With Air Canada no longer sponsoring the event and subsidizing air travel for international competitors, the international field has gotten slightly smaller in recent years. Lay believes that the Olympics will increase the prestige and international interest in the event, especially with countries focussing more and more on young athletes.

"The world is starting to look at ways to build more depth in their sports programs, and there aren’t many opportunities to showcase junior talent. Our goal is to build this event towards 2010 and beyond," said Lay.

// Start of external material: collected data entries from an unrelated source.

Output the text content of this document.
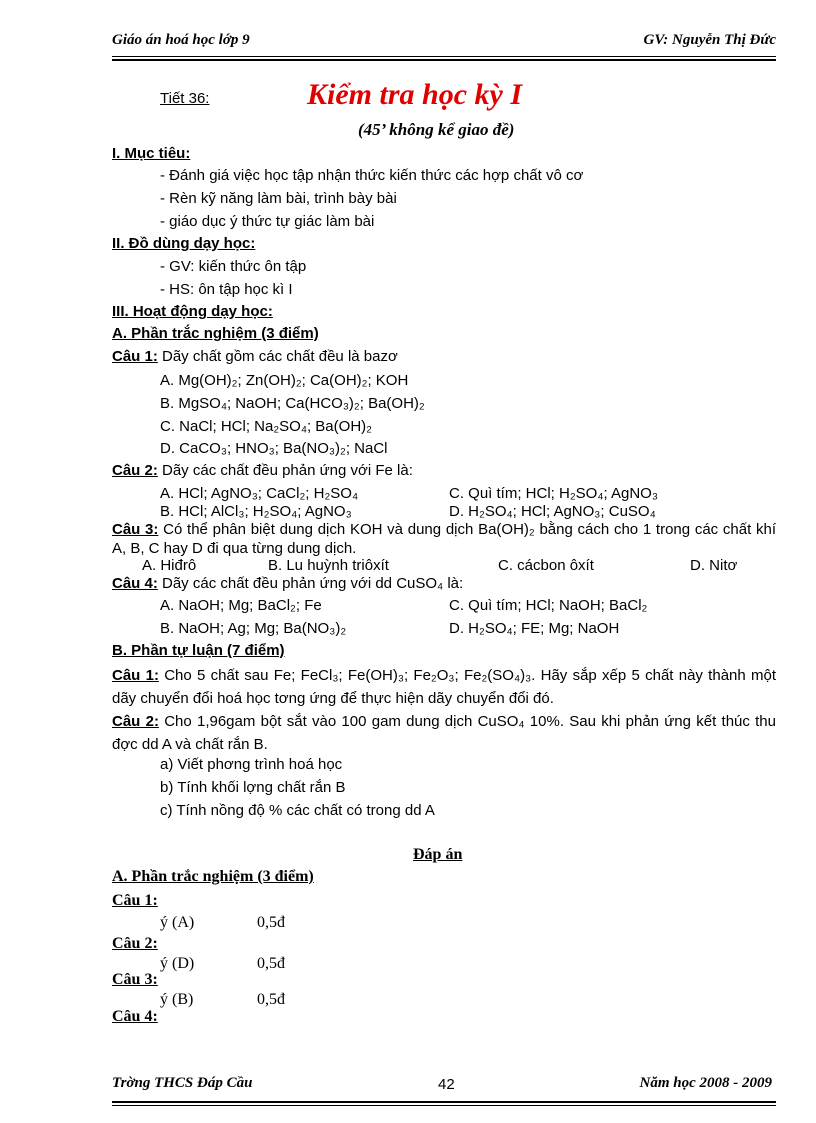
Giáo án hoá học lớp 9	GV: Nguyễn Thị Đức
Tiết 36:	Kiểm tra học kỳ I
(45’ không kể giao đề)
I. Mục tiêu:
- Đánh giá việc học tập nhận thức kiến thức các hợp chất vô cơ
- Rèn kỹ năng làm bài, trình bày bài
- giáo dục ý thức tự giác làm bài
II. Đồ dùng dạy học:
- GV: kiến thức ôn tập
- HS: ôn tập học kì I
III. Hoạt động dạy học:
A. Phần trắc nghiệm (3 điểm)
Câu 1: Dãy chất gồm các chất đều là bazơ
A. Mg(OH)₂; Zn(OH)₂; Ca(OH)₂; KOH
B. MgSO₄; NaOH; Ca(HCO₃)₂; Ba(OH)₂
C. NaCl; HCl; Na₂SO₄; Ba(OH)₂
D. CaCO₃; HNO₃; Ba(NO₃)₂; NaCl
Câu 2: Dãy các chất đều phản ứng với Fe là:
A. HCl; AgNO₃; CaCl₂; H₂SO₄	C. Quì tím; HCl; H₂SO₄; AgNO₃
B. HCl; AlCl₃; H₂SO₄; AgNO₃	D. H₂SO₄; HCl; AgNO₃; CuSO₄
Câu 3: Có thể phân biệt dung dịch KOH và dung dịch Ba(OH)₂ bằng cách cho 1 trong các chất khí A, B, C hay D đi qua từng dung dịch.
A. Hiđrô	B. Lu huỳnh triôxít	C. cácbon ôxít	D. Nitơ
Câu 4: Dãy các chất đều phản ứng với dd CuSO₄ là:
A. NaOH; Mg; BaCl₂; Fe	C. Quì tím; HCl; NaOH; BaCl₂
B. NaOH; Ag; Mg; Ba(NO₃)₂	D. H₂SO₄; FE; Mg; NaOH
B. Phần tự luận (7 điểm)
Câu 1: Cho 5 chất sau Fe; FeCl₃; Fe(OH)₃; Fe₂O₃; Fe₂(SO₄)₃. Hãy sắp xếp 5 chất này thành một dãy chuyển đổi hoá học tơng ứng để thực hiện dãy chuyển đổi đó.
Câu 2: Cho 1,96gam bột sắt vào 100 gam dung dịch CuSO₄ 10%. Sau khi phản ứng kết thúc thu đợc dd A và chất rắn B.
a) Viết phơng trình hoá học
b) Tính khối lợng chất rắn B
c) Tính nồng độ % các chất có trong dd A
Đáp án
A. Phần trắc nghiệm (3 điểm)
Câu 1:
ý (A)	0,5đ
Câu 2:
ý (D)	0,5đ
Câu 3:
ý (B)	0,5đ
Câu 4:
Trờng THCS Đáp Cầu	42	Năm học 2008 - 2009
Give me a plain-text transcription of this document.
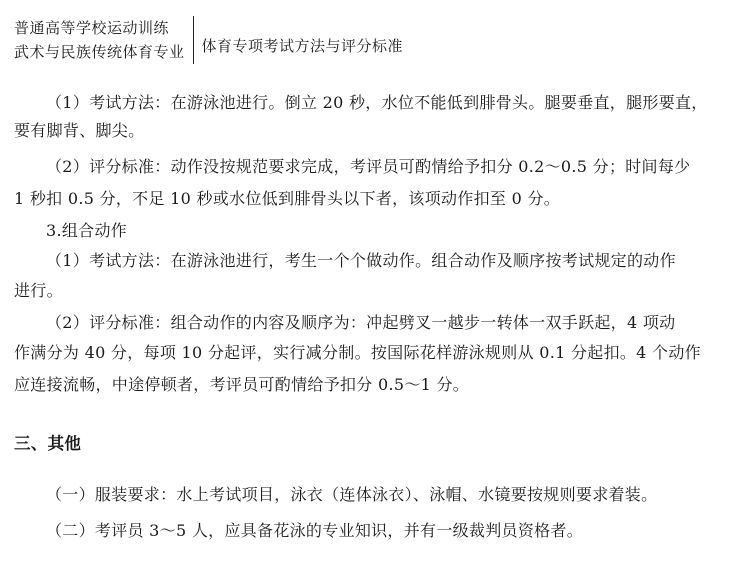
普通高等学校运动训练
武术与民族传统体育专业	体育专项考试方法与评分标准
（1）考试方法：在游泳池进行。倒立 20 秒，水位不能低到腓骨头。腿要垂直，腿形要直，
要有脚背、脚尖。
（2）评分标准：动作没按规范要求完成，考评员可酌情给予扣分 0.2～0.5 分；时间每少
1 秒扣 0.5 分，不足 10 秒或水位低到腓骨头以下者，该项动作扣至 0 分。
3.组合动作
（1）考试方法：在游泳池进行，考生一个个做动作。组合动作及顺序按考试规定的动作
进行。
（2）评分标准：组合动作的内容及顺序为：冲起劈叉一越步一转体一双手跃起，4 项动
作满分为 40 分，每项 10 分起评，实行减分制。按国际花样游泳规则从 0.1 分起扣。4 个动作
应连接流畅，中途停顿者，考评员可酌情给予扣分 0.5～1 分。
三、其他
（一）服装要求：水上考试项目，泳衣（连体泳衣）、泳帽、水镜要按规则要求着装。
（二）考评员 3～5 人，应具备花泳的专业知识，并有一级裁判员资格者。
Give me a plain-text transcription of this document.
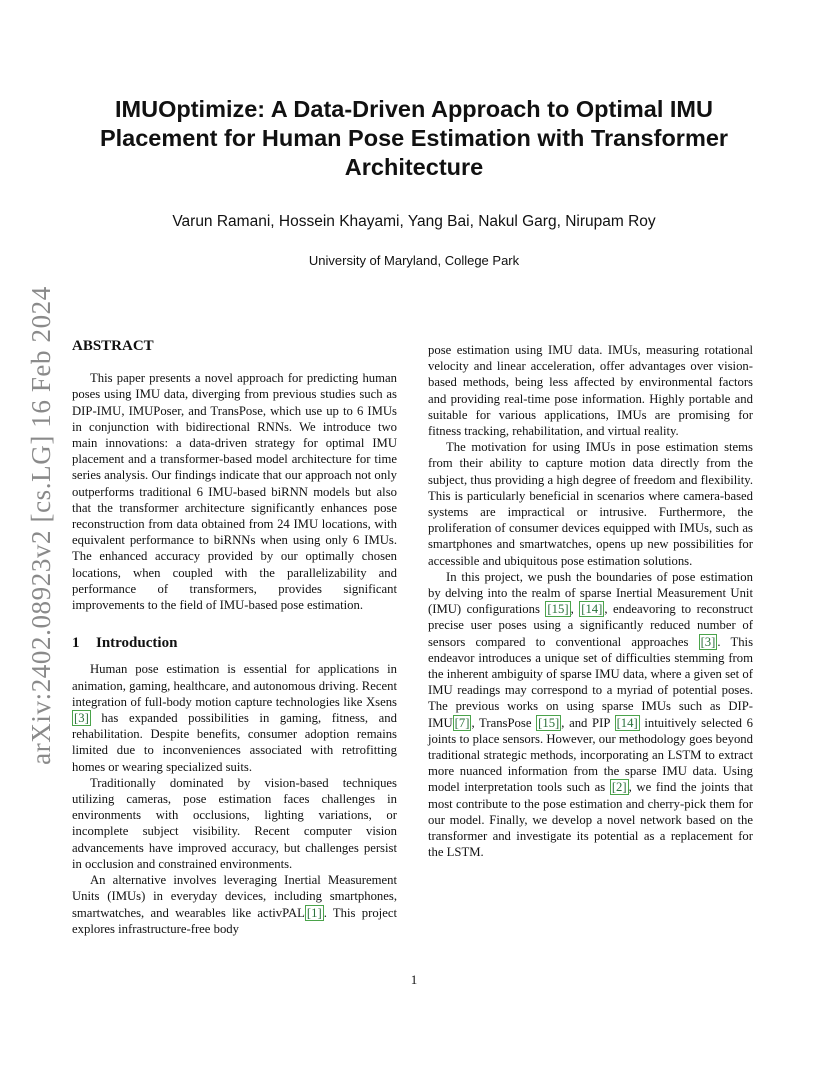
arXiv:2402.08923v2 [cs.LG] 16 Feb 2024
IMUOptimize: A Data-Driven Approach to Optimal IMU Placement for Human Pose Estimation with Transformer Architecture
Varun Ramani, Hossein Khayami, Yang Bai, Nakul Garg, Nirupam Roy
University of Maryland, College Park
ABSTRACT

This paper presents a novel approach for predicting human poses using IMU data, diverging from previous studies such as DIP-IMU, IMUPoser, and TransPose, which use up to 6 IMUs in conjunction with bidirectional RNNs. We introduce two main innovations: a data-driven strategy for optimal IMU placement and a transformer-based model architecture for time series analysis. Our findings indicate that our approach not only outperforms traditional 6 IMU-based biRNN models but also that the transformer architecture significantly enhances pose reconstruction from data obtained from 24 IMU locations, with equivalent performance to biRNNs when using only 6 IMUs. The enhanced accuracy provided by our optimally chosen locations, when coupled with the parallelizability and performance of transformers, provides significant improvements to the field of IMU-based pose estimation.

1 Introduction

Human pose estimation is essential for applications in animation, gaming, healthcare, and autonomous driving. Recent integration of full-body motion capture technologies like Xsens [3] has expanded possibilities in gaming, fitness, and rehabilitation. Despite benefits, consumer adoption remains limited due to inconveniences associated with retrofitting homes or wearing specialized suits.

Traditionally dominated by vision-based techniques utilizing cameras, pose estimation faces challenges in environments with occlusions, lighting variations, or incomplete subject visibility. Recent computer vision advancements have improved accuracy, but challenges persist in occlusion and constrained environments.

An alternative involves leveraging Inertial Measurement Units (IMUs) in everyday devices, including smartphones, smartwatches, and wearables like activPAL [1] . This project explores infrastructure-free body

pose estimation using IMU data. IMUs, measuring rotational velocity and linear acceleration, offer advantages over vision-based methods, being less affected by environmental factors and providing real-time pose information. Highly portable and suitable for various applications, IMUs are promising for fitness tracking, rehabilitation, and virtual reality.

The motivation for using IMUs in pose estimation stems from their ability to capture motion data directly from the subject, thus providing a high degree of freedom and flexibility. This is particularly beneficial in scenarios where camera-based systems are impractical or intrusive. Furthermore, the proliferation of consumer devices equipped with IMUs, such as smartphones and smartwatches, opens up new possibilities for accessible and ubiquitous pose estimation solutions.

In this project, we push the boundaries of pose estimation by delving into the realm of sparse Inertial Measurement Unit (IMU) configurations [15] , [14] , endeavoring to reconstruct precise user poses using a significantly reduced number of sensors compared to conventional approaches [3] . This endeavor introduces a unique set of difficulties stemming from the inherent ambiguity of sparse IMU data, where a given set of IMU readings may correspond to a myriad of potential poses. The previous works on using sparse IMUs such as DIP-IMU [7] , TransPose [15] , and PIP [14] intuitively selected 6 joints to place sensors. However, our methodology goes beyond traditional strategic methods, incorporating an LSTM to extract more nuanced information from the sparse IMU data. Using model interpretation tools such as [2] , we find the joints that most contribute to the pose estimation and cherry-pick them for our model. Finally, we develop a novel network based on the transformer and investigate its potential as a replacement for the LSTM.

1
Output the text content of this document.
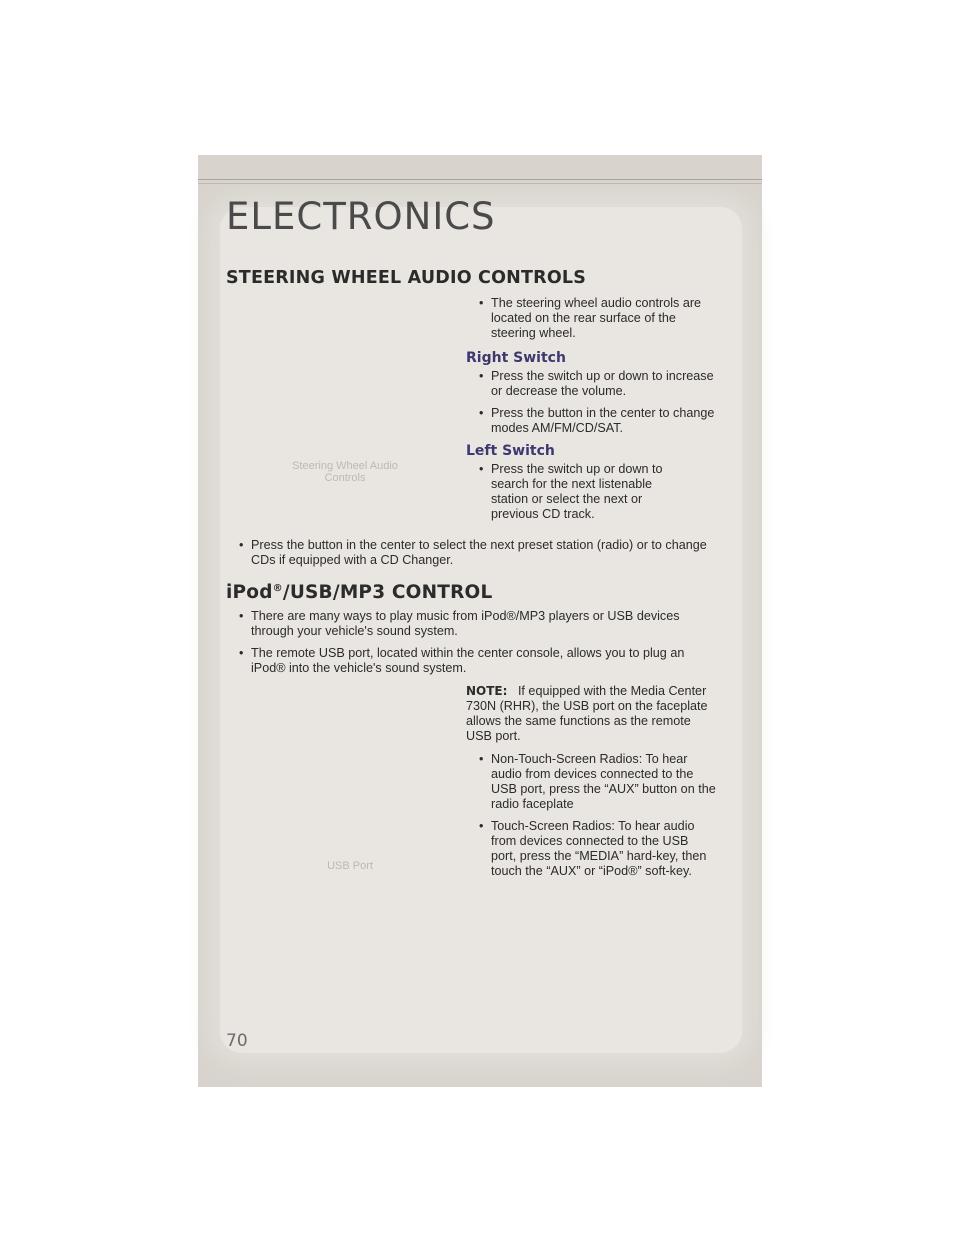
ELECTRONICS
70
STEERING WHEEL AUDIO CONTROLS
• The steering wheel audio controls are located on the rear surface of the steering wheel.
Steering Wheel Audio Controls
Right Switch
• Press the switch up or down to increase or decrease the volume.
• Press the button in the center to change modes AM/FM/CD/SAT.
Left Switch
• Press the switch up or down to search for the next listenable station or select the next or previous CD track.
• Press the button in the center to select the next preset station (radio) or to change CDs if equipped with a CD Changer.
iPod®/USB/MP3 CONTROL
• There are many ways to play music from iPod®/MP3 players or USB devices through your vehicle's sound system.
• The remote USB port, located within the center console, allows you to plug an iPod® into the vehicle's sound system.
USB Port
NOTE: If equipped with the Media Center 730N (RHR), the USB port on the faceplate allows the same functions as the remote USB port.
• Non-Touch-Screen Radios: To hear audio from devices connected to the USB port, press the “AUX” button on the radio faceplate
• Touch-Screen Radios: To hear audio from devices connected to the USB port, press the “MEDIA” hard-key, then touch the “AUX” or “iPod®” soft-key.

In total, the first round of HostingBC funding will support 17 events in 12 communities, including five summer sports. Other events will be located in Burnaby, Courtenay, Fernie, Kamloops, Kelowna, Kimberley, Penticton, Prince George, Salmon Arm, Surrey and Vancouver. Winter sports to benefit include alpine skiing, biathlon, cross-country skiing, freestyle skiing, hockey, snowboarding and speed skating. The summer sports are cycling, gymnastics, table tennis, tennis and wheelchair basketball.

The maximum size of each grant was $10,000, and applications were awarded by a panel that included members of Tourism B.C., Sport B.C., B.C. Games Society, VANOC, the Province of B.C., the City of Vancouver and 2010 LegaciesNow.

The second round of funding will wrap up on Feb. 28.